Get Started Free
course: Apache Flink® SQL

Exercise: Hands-on with watermarks

30 min
David Anderson

David Anderson

Software Practice Lead

Exercise: Hands-on with watermarks

The purpose of this exercise is to help you better understand the concepts presented in an earlier course module about watermarks in Flink SQL. In this hands-on exercise, you will learn:

  • what it's like to use the default watermarking strategy built into Confluent Cloud
  • how to define your own watermarking strategy, and when to bother
  • how to debug queries that fail to produce results
  • how to detect late events
  • how to configure the number of partitions and partioning strategy for the Kafka topic backing a Flink table
  • how sorting works in Flink SQL
  • how to read and write the Kafka record timestamp
  • the impact of having empty/idle partitions
  • how to use CASE statements
  • how to use Common Table Expressions (CTEs)

Using the default watermarks provided by Confluent Cloud

Using the Flink shell built into the Confluent CLI, make your way into the sql-course_kafka-cluster database in the sql-course_environment catalog created by the confluent-flink-quickstart plugin. The getting started exercise explains in detail how to do that.

Let's begin by taking a close look at the built-in clicks table:

describe extended `examples`.`marketplace`.`clicks`;

Among other things, the output shows the normally hidden $rowtime column that all tables have with Confluent Cloud for Apache Flink. This special system column is mapped onto the Kafka record timestamp.

Copy
+-------------+----------------------------+----------+-----------------------------------------------------+---------+
| Column Name |         Data Type          | Nullable |                       Extras                        | Comment |
+-------------+----------------------------+----------+-----------------------------------------------------+---------+
| click_id    | STRING                     | NOT NULL |                                                     |         |
| ...         | ...                        | ...      |                                                     |         |
| $rowtime    | TIMESTAMP_LTZ(3) *ROWTIME* | NOT NULL | METADATA VIRTUAL, WATERMARK AS `SOURCE_WATERMARK`() | SYSTEM  |
+-------------+----------------------------+----------+-----------------------------------------------------+---------+

The annotation METADATA VIRTUAL indicates that this column is read-only. WATERMARK AS `SOURCE_WATERMARK`() indicates that there is a watermark strategy defined on this $rowtime field, and it is the default watermark strategy provided by Confluent Cloud.

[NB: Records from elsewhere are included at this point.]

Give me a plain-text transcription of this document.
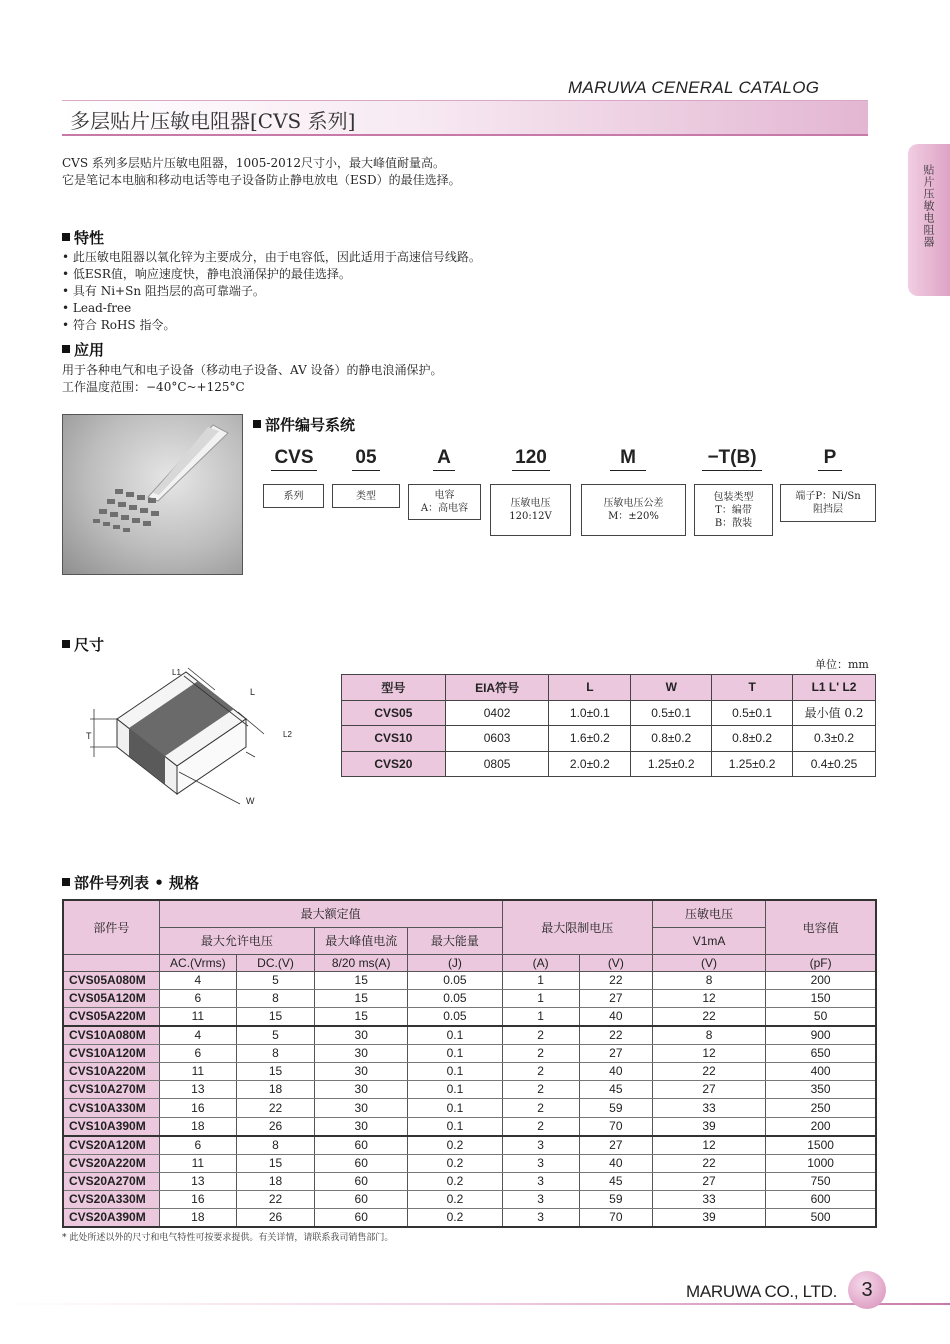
MARUWA CENERAL CATALOG
多层贴片压敏电阻器[CVS 系列]
贴片压敏电阻器
CVS 系列多层贴片压敏电阻器，1005-2012尺寸小，最大峰值耐量高。
它是笔记本电脑和移动电话等电子设备防止静电放电（ESD）的最佳选择。
特性
• 此压敏电阻器以氧化锌为主要成分，由于电容低，因此适用于高速信号线路。
• 低ESR值，响应速度快，静电浪涌保护的最佳选择。
• 具有 Ni+Sn 阻挡层的高可靠端子。
• Lead-free
• 符合 RoHS 指令。
应用
用于各种电气和电子设备（移动电子设备、AV 设备）的静电浪涌保护。
工作温度范围：−40°C~+125°C
部件编号系统
CVS 05	A	120	M	−T(B)	P
系列	类型	电容
A：高电容	压敏电压
120:12V
压敏电压公差
M：±20%
包装类型
T：编带
B：散装
端子P：Ni/Sn
阻挡层
尺寸
单位：mm
L1
L
L2
T
W
型号	EIA符号	L	W	T	L1 L' L2
CVS05	0402	1.0±0.1	0.5±0.1	0.5±0.1	最小值 0.2
CVS10	0603	1.6±0.2	0.8±0.2	0.8±0.2	0.3±0.2
CVS20	0805	2.0±0.2	1.25±0.2	1.25±0.2	0.4±0.25
部件号列表 • 规格
部件号	最大额定值				最大限制电压		压敏电压	电容值
	最大允许电压		最大峰值电流	最大能量			V1mA	
	AC.(Vrms)	DC.(V)	8/20 ms(A)	(J)	(A)	(V)	(V)	(pF)
CVS05A080M	4	5	15	0.05	1	22	8	200
CVS05A120M	6	8	15	0.05	1	27	12	150
CVS05A220M	11	15	15	0.05	1	40	22	50
CVS10A080M	4	5	30	0.1	2	22	8	900
CVS10A120M	6	8	30	0.1	2	27	12	650
CVS10A220M	11	15	30	0.1	2	40	22	400
CVS10A270M	13	18	30	0.1	2	45	27	350
CVS10A330M	16	22	30	0.1	2	59	33	250
CVS10A390M	18	26	30	0.1	2	70	39	200
CVS20A120M	6	8	60	0.2	3	27	12	1500
CVS20A220M	11	15	60	0.2	3	40	22	1000
CVS20A270M	13	18	60	0.2	3	45	27	750
CVS20A330M	16	22	60	0.2	3	59	33	600
CVS20A390M	18	26	60	0.2	3	70	39	500
* 此处所述以外的尺寸和电气特性可按要求提供。有关详情，请联系我司销售部门。
MARUWA CO., LTD.	3
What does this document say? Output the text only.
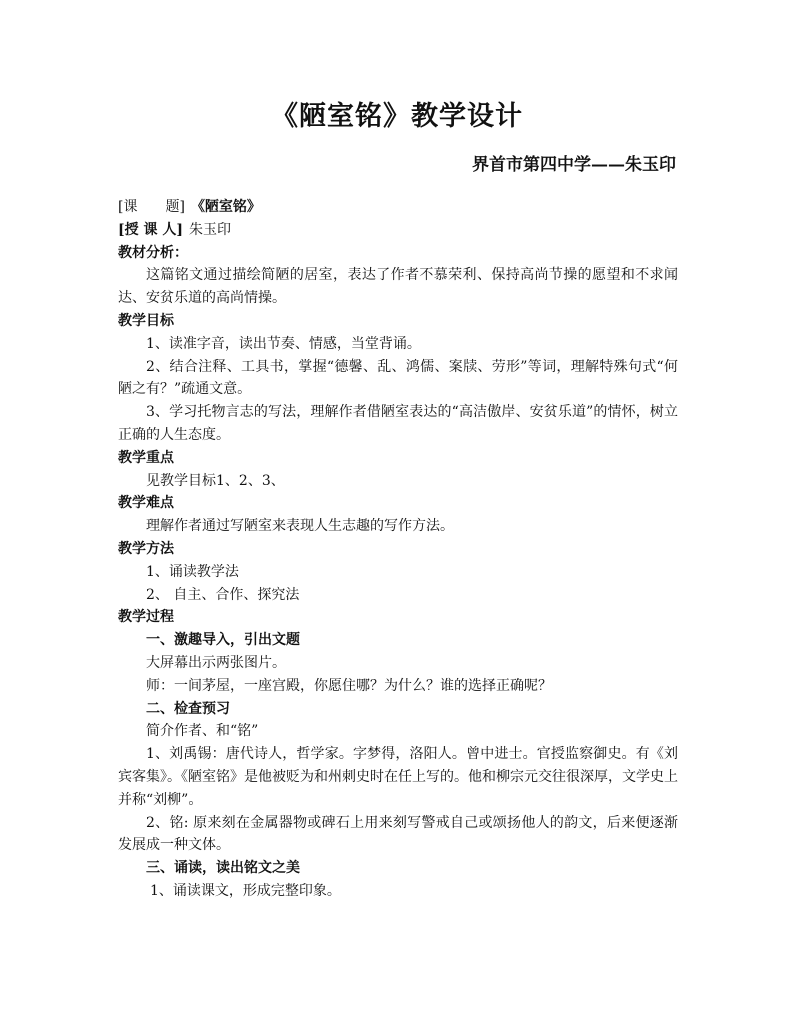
《陋室铭》教学设计
界首市第四中学——朱玉印
[课　　题] 《陋室铭》
[授 课 人] 朱玉印
教材分析：
这篇铭文通过描绘简陋的居室，表达了作者不慕荣利、保持高尚节操的愿望和不求闻达、安贫乐道的高尚情操。
教学目标
1、读准字音，读出节奏、情感，当堂背诵。
2、结合注释、工具书，掌握“德馨、乱、鸿儒、案牍、劳形”等词，理解特殊句式“何陋之有？”疏通文意。
3、学习托物言志的写法，理解作者借陋室表达的“高洁傲岸、安贫乐道”的情怀，树立正确的人生态度。
教学重点
见教学目标1、2、3、
教学难点
理解作者通过写陋室来表现人生志趣的写作方法。
教学方法
1、诵读教学法
2、 自主、合作、探究法
教学过程
一、激趣导入，引出文题
大屏幕出示两张图片。
师：一间茅屋，一座宫殿，你愿住哪？为什么？谁的选择正确呢？
二、检查预习
简介作者、和“铭”
1、刘禹锡：唐代诗人，哲学家。字梦得，洛阳人。曾中进士。官授监察御史。有《刘宾客集》。《陋室铭》是他被贬为和州刺史时在任上写的。他和柳宗元交往很深厚，文学史上并称“刘柳”。
2、铭: 原来刻在金属器物或碑石上用来刻写警戒自己或颂扬他人的韵文，后来便逐渐发展成一种文体。
三、诵读，读出铭文之美
1、诵读课文，形成完整印象。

The underlying assumption with watermarking is that the arriving event records will be ingested roughly (or perfectly) in order with respect to the time attribute field, which in this case is $rowtime.

If everything is configured correctly, you will be able to sort this table by $rowtime, so go ahead and try that now:

select user_id, url, $rowtime
from `examples`.`marketplace`.`clicks`
order by $rowtime;

You may find it instructive to try sorting this table on another field, such as the click_id. This will produce an error indicating that "Sort on a non-time-attribute field is not supported."

The stream mapped on this table is arriving more-or-less in order, according to the $rowtime, and the watermarks let the Flink SQL runtime know how much buffering of the incoming stream is needed to iron out any out-of-order-ness before emitting the sorted output stream. Trying to sort by any other field would be intractable.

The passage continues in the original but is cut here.